Black people are just fuckin’ loaded with their stammering opinionated biblical insight, thinks Sebastian. But Sebastian’s lungs are black and his heart too, so some of that knowledge he can relate too. But, Sebastian doesn’t believe in God any more, and has no use for her.
It has seemed increasingly that he is to walk his life Alone. In the past year, tragedy in the form of questionable suicide struck. Everything had gotten a little surreal since then.

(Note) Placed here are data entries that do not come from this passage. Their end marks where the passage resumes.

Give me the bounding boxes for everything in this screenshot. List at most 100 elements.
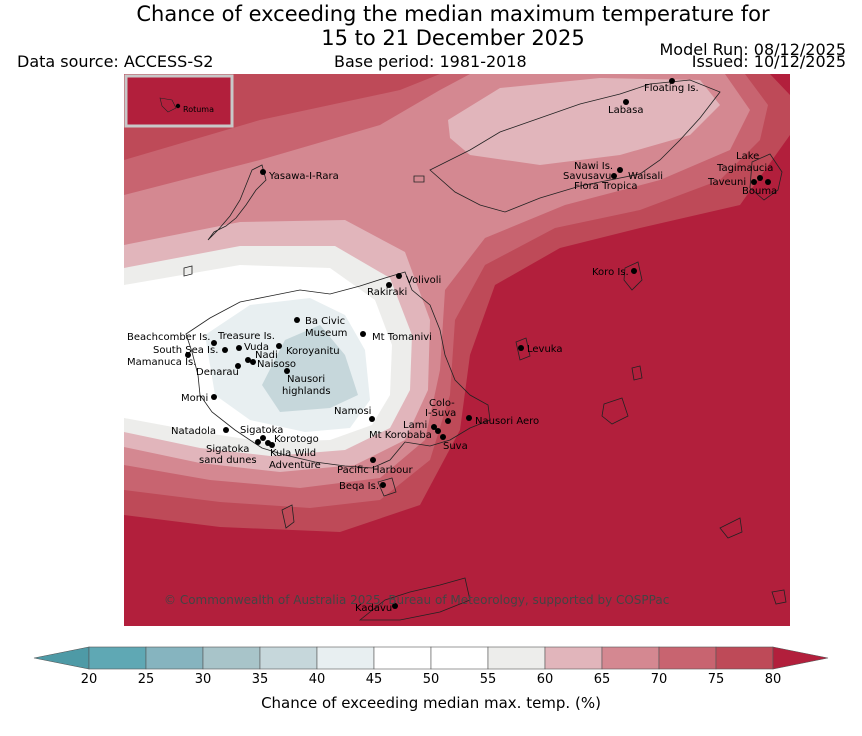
label-lake: Lake (736, 151, 759, 162)
copyright-notice: © Commonwealth of Australia 2025, Bureau… (164, 593, 669, 607)
colorbar-upper-extension (772, 646, 829, 670)
label-natadola: Natadola (171, 426, 216, 437)
rotuma-marker (175, 103, 181, 109)
yasawa-coast (207, 164, 267, 241)
colorbar-segment (715, 646, 774, 670)
marker-lake (757, 175, 763, 181)
colorbar-tick-label: 25 (137, 672, 155, 687)
map-svg: Rotuma (124, 74, 790, 626)
band-55-60-north (448, 78, 720, 165)
inset-frame (124, 74, 234, 128)
colorbar-segment (316, 646, 375, 670)
marker-momi (211, 394, 217, 400)
colorbar-tick-label: 80 (764, 672, 782, 687)
marker-nausori-highlands (284, 368, 290, 374)
colorbar-segment (544, 646, 603, 670)
marker-colo-i-suva (445, 418, 451, 424)
title-line-2: 15 to 21 December 2025 (321, 26, 585, 50)
label-rakiraki: Rakiraki (367, 287, 407, 298)
colorbar-segment (145, 646, 204, 670)
label-denarau: Denarau (196, 367, 239, 378)
marker-lami (431, 424, 437, 430)
beqa-coast (377, 477, 397, 497)
marker-mt-korobaba (435, 428, 441, 434)
label-museum: Museum (305, 328, 347, 339)
place-labels: Floating Is. Labasa Yasawa-I-Rara Nawi I… (127, 83, 777, 614)
colorbar-segment (259, 646, 318, 670)
label-lami: Lami (403, 420, 427, 431)
marker-yasawa (260, 169, 266, 175)
base-period: Base period: 1981-2018 (334, 52, 527, 71)
kadavu-coast (358, 577, 471, 621)
island-east-1 (601, 397, 629, 425)
marker-labasa (623, 99, 629, 105)
marker-suva (440, 434, 446, 440)
label-treasure: Treasure Is. (217, 331, 275, 342)
colorbar-tick-label: 50 (422, 672, 440, 687)
colorbar-tick-label: 60 (536, 672, 554, 687)
coastlines (183, 79, 787, 621)
label-pacific-harbour: Pacific Harbour (337, 465, 414, 476)
colorbar-segment (601, 646, 660, 670)
marker-treasure (236, 345, 242, 351)
data-source: Data source: ACCESS-S2 (17, 52, 214, 71)
label-kula: Kula Wild (270, 448, 316, 459)
marker-kula (269, 442, 275, 448)
label-nadi: Nadi (255, 350, 278, 361)
band-30-35 (262, 325, 358, 412)
marker-nadi (245, 357, 251, 363)
marker-kadavu (392, 603, 398, 609)
marker-volivoli (396, 273, 402, 279)
marker-pacific-harbour (370, 457, 376, 463)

He’d retreated into his work, bringing out the sick and dying. By the time he met Victor Cange, there wasn’t too much going on for him, days he slept, nights he worked, and on free days he was drunk, bad, bad-evil drunk.
“Jesus has a plan for you brother!” Victor Cange had told him more than a couple times.
He doubted it. He deeply missed his dead friend Jeremy. He often wondered what kind of guy lets his best friend off himself without seeing it coming. He’d seen him a week before he did it at Woodhull hospital psychiatric. He wonders what kind of piece of shit he is when that’s the best friend he respectively takes on. He wonders if he’ll ever get the true nerve to kill himself.
Sometimes Sebastian sits on the ledge of the Brooklyn Bridge, all horror show and wonders if he has the nerve to jump. He imagines his body hitting the cold blue black brine and moving on to the sweet hereafter. He doesn’t mind the very late night ambulance work. Seeing all these sick and dying people. He’s already dead himself. His body just has to catch up with his mostly long lost mind.